Tidak Ada Tujuan Utama Tanpa Keabadian dan Tuhan; Jika kematian berdiri dengan tangan terbuka pada akhir jejak kehidupan, lalu apa tujuan hidup; Apakah ini semua sia-sia; Apakah tidak ada alasan untuk hidup; Dan bagaimana dengan alam semesta; Apakah ini sama sekali tidak ada gunanya; Jika takdirnya adalah kuburan dingin di ceruk angkasa luar, jawabannya pasti, ya  itu tidak ada gunanya. Tidak ada tujuan, tidak ada tujuan bagi alam semesta. Serasah dari alam semesta yang mati hanya akan terus berkembang dan mengembang  selamanya.
Dan bagaimana dengan manusia; Apakah tidak ada tujuan sama sekali bagi umat manusia; Atau akankah itu hilang begitu saja pada suatu hari ketika dilupakan oleh alam semesta yang acuh tak acuh; Penulis bahasa Inggris HG Wells meramalkan prospek semacam itu.Â
Dalam novelnya, penjelajah waktu The Time Machine Wells melakukan perjalanan jauh ke masa depan untuk menemukan takdir manusia.
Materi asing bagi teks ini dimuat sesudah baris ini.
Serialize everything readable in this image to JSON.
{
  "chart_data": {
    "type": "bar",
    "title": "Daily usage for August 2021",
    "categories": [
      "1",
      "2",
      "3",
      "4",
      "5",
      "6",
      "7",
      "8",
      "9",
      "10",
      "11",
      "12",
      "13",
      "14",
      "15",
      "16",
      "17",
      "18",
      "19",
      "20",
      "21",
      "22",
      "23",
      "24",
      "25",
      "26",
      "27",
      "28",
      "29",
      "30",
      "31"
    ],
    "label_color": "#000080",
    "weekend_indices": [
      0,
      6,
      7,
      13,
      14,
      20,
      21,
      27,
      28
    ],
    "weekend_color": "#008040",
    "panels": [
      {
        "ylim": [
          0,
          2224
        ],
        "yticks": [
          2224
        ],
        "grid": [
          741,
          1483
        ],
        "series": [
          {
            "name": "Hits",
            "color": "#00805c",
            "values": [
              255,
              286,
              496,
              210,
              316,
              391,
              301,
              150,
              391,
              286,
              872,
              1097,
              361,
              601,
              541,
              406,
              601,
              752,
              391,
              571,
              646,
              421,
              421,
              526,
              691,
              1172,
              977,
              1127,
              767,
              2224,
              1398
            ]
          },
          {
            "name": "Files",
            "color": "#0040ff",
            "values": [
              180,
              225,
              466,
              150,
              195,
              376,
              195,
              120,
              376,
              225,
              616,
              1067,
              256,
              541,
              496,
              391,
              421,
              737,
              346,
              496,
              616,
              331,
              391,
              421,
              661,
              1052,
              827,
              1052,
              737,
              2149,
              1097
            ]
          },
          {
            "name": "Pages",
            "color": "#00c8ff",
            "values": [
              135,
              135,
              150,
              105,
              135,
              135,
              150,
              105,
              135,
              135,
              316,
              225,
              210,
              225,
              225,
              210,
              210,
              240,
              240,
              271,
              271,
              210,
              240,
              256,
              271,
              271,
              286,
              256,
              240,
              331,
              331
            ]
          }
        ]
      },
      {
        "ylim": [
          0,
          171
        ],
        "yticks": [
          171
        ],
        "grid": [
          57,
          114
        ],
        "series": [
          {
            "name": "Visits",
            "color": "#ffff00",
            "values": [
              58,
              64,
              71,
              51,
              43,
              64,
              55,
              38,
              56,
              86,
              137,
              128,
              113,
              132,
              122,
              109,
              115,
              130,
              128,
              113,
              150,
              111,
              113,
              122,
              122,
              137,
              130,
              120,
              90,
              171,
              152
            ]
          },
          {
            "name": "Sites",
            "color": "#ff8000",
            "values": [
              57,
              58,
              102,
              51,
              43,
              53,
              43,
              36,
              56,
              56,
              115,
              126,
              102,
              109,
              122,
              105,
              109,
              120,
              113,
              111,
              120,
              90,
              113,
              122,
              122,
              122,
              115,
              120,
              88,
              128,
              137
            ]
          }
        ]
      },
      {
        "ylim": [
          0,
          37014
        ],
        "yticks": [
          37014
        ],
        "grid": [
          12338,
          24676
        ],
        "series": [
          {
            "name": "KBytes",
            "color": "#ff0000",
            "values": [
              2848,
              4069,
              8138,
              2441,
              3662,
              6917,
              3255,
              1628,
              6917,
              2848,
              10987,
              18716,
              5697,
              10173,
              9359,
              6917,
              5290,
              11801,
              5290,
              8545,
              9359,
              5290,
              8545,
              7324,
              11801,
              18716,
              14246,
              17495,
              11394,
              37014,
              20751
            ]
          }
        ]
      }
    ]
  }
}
Yang ia temukan hanyalah bumi mati, kecuali beberapa lumut dan lumut, yang mengorbit matahari merah raksasa.Â
Satu-satunya suara adalah deru angin dan riak lembut laut. "Di luar suara-suara tak bernyawa ini," tulis Wells, "dunia sunyi. Diam;  Akan sulit untuk menyampaikan keheningannya. Semua suara manusia, suara mengembik domba, teriakan burung, dengungan serangga, kegemparan yang membuat latar belakang hidup manusia  semua itu berakhir. "  Â
Maka penjelajah waktu Wells kembali. Tetapi untuk apa; Â Sebuah poin sebelumnya tentang serbuan tanpa tujuan menuju pelupaan. Ketika sebagai non-Kristen saya pertama kali membaca buku Wells, saya berpikir, "Tidak, tidak! Tidak mungkin berakhir seperti itu!" Tetapi jika tidak ada Tuhan, itu akan berakhir seperti itu, suka atau tidak. Ini adalah kenyataan di alam semesta tanpa Tuhan: tidak ada harapan; tidak ada tujuan.